We speak on CPA M&A at least a dozen times a year.
Our team talks with firms trying to grow by merging or acquiring a practice and firms who want us to find them a practice to merge or sell into. Many of these discussions revolve around succession planning (or a lack of it) that put them in their current position.
Below we have summarized the “why” succession had gotten to this point.
Extended Life. It was easier for accountants to retire when life expectancies were shorter. Modern medicine, combined with more information on healthier lifestyles, has changed the traditional retirement date. When partners elect to stay beyond traditional retirement dates, it sends a message. Staff interprets that as leadership opportunities will not be available anytime soon. As a result, many of the stronger potential leaders see this occurring and leave. What’s left in the firm, is often a gap from partners to professional staff, or the potential partners who do stay may be more technically skilled. This leads to the next point.
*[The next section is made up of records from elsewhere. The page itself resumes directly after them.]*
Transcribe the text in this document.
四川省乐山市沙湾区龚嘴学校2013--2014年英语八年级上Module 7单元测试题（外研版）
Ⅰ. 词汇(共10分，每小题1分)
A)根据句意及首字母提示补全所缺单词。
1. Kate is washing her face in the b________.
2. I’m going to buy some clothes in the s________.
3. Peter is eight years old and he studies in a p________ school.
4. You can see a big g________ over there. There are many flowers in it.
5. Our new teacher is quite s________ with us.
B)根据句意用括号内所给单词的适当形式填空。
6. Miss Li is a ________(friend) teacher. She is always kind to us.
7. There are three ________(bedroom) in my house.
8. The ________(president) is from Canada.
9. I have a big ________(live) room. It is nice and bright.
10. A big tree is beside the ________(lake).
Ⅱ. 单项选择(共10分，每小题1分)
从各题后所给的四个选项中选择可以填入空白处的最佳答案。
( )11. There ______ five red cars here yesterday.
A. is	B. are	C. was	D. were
Staff Shortages. The industry is suffering across the board with staffing. This started in the late 90’s when the technology bubble was emerging. Many potential accountants opted to go into the tech world, reducing the labor pool of future CPAs. In addition, the CPA profession imposed a five-year degree requirement, which drove away more students. As a result, those who did go into accounting were often just given work for the last twenty years. They were so consumed with work that they were not needed to bring in new business. The existing partners kept bringing in the new clients and networking.
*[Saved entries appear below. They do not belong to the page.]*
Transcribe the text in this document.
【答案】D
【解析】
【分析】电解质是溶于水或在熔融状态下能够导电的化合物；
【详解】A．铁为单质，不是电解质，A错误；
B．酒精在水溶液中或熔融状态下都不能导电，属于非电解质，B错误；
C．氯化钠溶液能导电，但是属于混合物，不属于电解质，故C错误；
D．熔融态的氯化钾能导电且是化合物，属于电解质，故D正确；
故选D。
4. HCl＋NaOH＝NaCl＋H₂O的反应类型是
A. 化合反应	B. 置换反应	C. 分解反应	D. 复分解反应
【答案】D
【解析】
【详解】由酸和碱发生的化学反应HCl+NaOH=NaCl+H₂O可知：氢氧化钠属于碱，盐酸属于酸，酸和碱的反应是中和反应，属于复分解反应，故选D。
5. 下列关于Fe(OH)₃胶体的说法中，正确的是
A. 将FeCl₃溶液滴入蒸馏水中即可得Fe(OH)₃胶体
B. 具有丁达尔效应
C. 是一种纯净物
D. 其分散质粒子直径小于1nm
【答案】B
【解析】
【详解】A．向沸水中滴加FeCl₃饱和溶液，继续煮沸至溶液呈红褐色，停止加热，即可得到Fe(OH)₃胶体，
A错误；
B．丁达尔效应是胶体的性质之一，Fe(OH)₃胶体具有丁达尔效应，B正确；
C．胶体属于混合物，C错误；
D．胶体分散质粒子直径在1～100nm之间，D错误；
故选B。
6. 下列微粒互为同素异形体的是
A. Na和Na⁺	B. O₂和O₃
Now, those forty to fifty-year-old professionals who want to be partners, or the next Managing Partner, have minimal to no sales capabilities and no referral networks. The existing, aging partner team looks at this situation, understands the team below them is technically skilled, but lacks any ability to bring in new work and feels it is too late to train them. They are probably right. Those managers in “production only” positions will most likely not be able to develop enough new business to support an internal buyout. Their only logical option is to sell or merge upward.
It is too risky for the leadership team to chance their buyout if a large percentage of the next level down cannot sell. Honestly, when we talk to the next level down, most of them prefer to merge up because professionals who had not sold or made it rain for the last twenty years are afraid of having to try to sell. The next level also knows that the financial side of the buyout will require adding new clients to thrive, so it is really a win/win for all parties to go upward, if a succession team has not been groomed to bring in new business.
Partner Autonomy. This is a big factor. It is easier to run a firm the way the individual(s) like it rather than to be accountable to a bigger group. Partners running small to mid-size firms can take time off when they want to, spend money how they want to spend it, make all the decisions, and not have to follow someone else’s processes. They want to be accountable to anyone besides a few people and often that accountability is pretty “loose”.
These factors, combined with technology, are fueling the M&A need.
Many firms compromise their value by not planning or investing in their future. Their professional bench might be a little weak due to the potential leadership that left because they did not see a good path. Other firms might see diminished value because they waited too long to begin seeking a transition, or did not allow enough quality client transition time. It often takes more than six-months to transition a material client load.